Combined with this influx of classical ideas was the invention of
printing which facilitated dissemination of the printed word and democratized learning. These two things would later lead to the
Protestant Reformation. Toward the end of the period, an era of discovery began (
Age of Discovery). The growth of the
Ottoman Empire, culminating in the
Fall of Constantinople in 1453, eroded the last remnants of the Byzantine Empire and cut off trading possibilities with the east. Europeans were forced to discover new trading routes, as was the case with
Columbus’s travel to the
Americas in 1492, and
Vasco da Gama’s circumnavigation of
India and
Africa in 1498. Their discoveries strengthened the economy and power of European nations.
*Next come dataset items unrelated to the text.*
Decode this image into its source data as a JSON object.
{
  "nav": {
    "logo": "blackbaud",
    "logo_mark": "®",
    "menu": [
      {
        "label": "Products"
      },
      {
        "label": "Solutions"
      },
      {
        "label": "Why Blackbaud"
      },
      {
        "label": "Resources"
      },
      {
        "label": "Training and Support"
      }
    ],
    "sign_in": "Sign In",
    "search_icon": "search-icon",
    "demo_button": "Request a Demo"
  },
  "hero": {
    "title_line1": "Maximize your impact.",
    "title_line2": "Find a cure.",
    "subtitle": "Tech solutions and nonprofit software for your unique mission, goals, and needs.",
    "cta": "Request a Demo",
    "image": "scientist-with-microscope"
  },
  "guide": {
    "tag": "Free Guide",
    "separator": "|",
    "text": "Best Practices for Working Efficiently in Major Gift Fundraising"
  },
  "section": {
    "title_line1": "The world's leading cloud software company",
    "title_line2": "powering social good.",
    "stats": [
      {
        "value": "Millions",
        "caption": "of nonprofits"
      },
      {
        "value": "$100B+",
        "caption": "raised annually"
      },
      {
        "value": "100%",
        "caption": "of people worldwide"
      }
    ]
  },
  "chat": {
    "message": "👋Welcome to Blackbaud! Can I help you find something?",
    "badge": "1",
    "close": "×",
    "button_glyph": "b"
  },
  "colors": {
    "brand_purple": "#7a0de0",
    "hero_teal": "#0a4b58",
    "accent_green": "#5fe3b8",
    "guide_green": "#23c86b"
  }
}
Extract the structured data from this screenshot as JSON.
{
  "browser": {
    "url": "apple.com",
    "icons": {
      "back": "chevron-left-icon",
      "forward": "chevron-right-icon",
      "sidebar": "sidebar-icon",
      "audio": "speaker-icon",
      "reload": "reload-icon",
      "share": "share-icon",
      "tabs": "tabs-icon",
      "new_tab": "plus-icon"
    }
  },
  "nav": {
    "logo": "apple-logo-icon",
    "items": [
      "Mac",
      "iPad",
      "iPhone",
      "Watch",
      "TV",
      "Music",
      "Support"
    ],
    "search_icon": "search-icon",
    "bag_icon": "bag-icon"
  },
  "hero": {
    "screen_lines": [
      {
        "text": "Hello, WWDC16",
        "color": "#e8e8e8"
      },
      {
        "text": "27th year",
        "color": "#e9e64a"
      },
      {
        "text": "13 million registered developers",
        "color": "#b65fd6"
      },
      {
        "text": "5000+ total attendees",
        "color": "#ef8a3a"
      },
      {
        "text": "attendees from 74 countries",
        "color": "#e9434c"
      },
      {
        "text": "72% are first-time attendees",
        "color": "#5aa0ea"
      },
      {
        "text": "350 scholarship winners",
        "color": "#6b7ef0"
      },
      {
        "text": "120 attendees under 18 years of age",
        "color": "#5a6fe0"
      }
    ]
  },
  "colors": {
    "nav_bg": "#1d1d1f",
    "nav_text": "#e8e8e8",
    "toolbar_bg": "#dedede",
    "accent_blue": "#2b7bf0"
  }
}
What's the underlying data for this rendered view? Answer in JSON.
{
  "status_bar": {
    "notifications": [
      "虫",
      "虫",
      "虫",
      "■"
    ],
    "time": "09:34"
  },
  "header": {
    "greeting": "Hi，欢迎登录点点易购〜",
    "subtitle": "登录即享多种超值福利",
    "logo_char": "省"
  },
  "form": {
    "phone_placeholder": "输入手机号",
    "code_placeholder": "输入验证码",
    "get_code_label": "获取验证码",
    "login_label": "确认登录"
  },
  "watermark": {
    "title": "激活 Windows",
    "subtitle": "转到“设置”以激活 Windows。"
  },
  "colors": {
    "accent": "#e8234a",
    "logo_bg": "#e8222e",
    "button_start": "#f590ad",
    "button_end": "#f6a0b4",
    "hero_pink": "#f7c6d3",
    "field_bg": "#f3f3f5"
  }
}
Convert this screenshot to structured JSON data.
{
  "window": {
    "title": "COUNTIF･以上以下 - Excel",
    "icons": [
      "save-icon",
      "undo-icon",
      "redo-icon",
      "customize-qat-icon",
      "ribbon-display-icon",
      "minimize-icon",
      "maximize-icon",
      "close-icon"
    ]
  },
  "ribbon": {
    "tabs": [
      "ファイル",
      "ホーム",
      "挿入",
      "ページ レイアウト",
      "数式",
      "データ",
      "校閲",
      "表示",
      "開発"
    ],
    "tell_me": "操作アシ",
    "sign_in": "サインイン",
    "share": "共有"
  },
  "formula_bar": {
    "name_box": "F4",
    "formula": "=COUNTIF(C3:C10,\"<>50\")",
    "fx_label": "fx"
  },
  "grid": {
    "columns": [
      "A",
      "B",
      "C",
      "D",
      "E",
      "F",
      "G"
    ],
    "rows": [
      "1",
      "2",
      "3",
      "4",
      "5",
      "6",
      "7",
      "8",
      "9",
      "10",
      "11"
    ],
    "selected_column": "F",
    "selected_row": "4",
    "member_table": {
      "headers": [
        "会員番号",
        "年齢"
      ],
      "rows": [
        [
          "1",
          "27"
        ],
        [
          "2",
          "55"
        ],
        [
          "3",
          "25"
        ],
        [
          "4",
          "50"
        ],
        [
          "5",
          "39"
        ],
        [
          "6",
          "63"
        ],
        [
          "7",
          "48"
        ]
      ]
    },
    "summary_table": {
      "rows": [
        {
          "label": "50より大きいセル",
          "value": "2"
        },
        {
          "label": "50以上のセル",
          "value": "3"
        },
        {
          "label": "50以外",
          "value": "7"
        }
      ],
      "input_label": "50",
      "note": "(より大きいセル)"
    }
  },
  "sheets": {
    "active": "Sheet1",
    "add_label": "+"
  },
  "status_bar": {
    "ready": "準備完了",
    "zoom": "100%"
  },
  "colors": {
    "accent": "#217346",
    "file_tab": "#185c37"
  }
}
The changes brought about by these developments have caused many scholars to see it as leading to the end of the Middle Ages, and the beginning of
modern history and
early modern Europe. However, the division will always be a somewhat artificial one for scholars, since ancient learning was never entirely absent from European society. As such there was
developmental continuity between the
ancient age (via
classical antiquity) and the
modern age. Some historians, particularly in Italy, prefer not to speak of the late Middle Ages at all, but rather see the high period of the Middle Ages transitioning to the Renaissance and the modern era.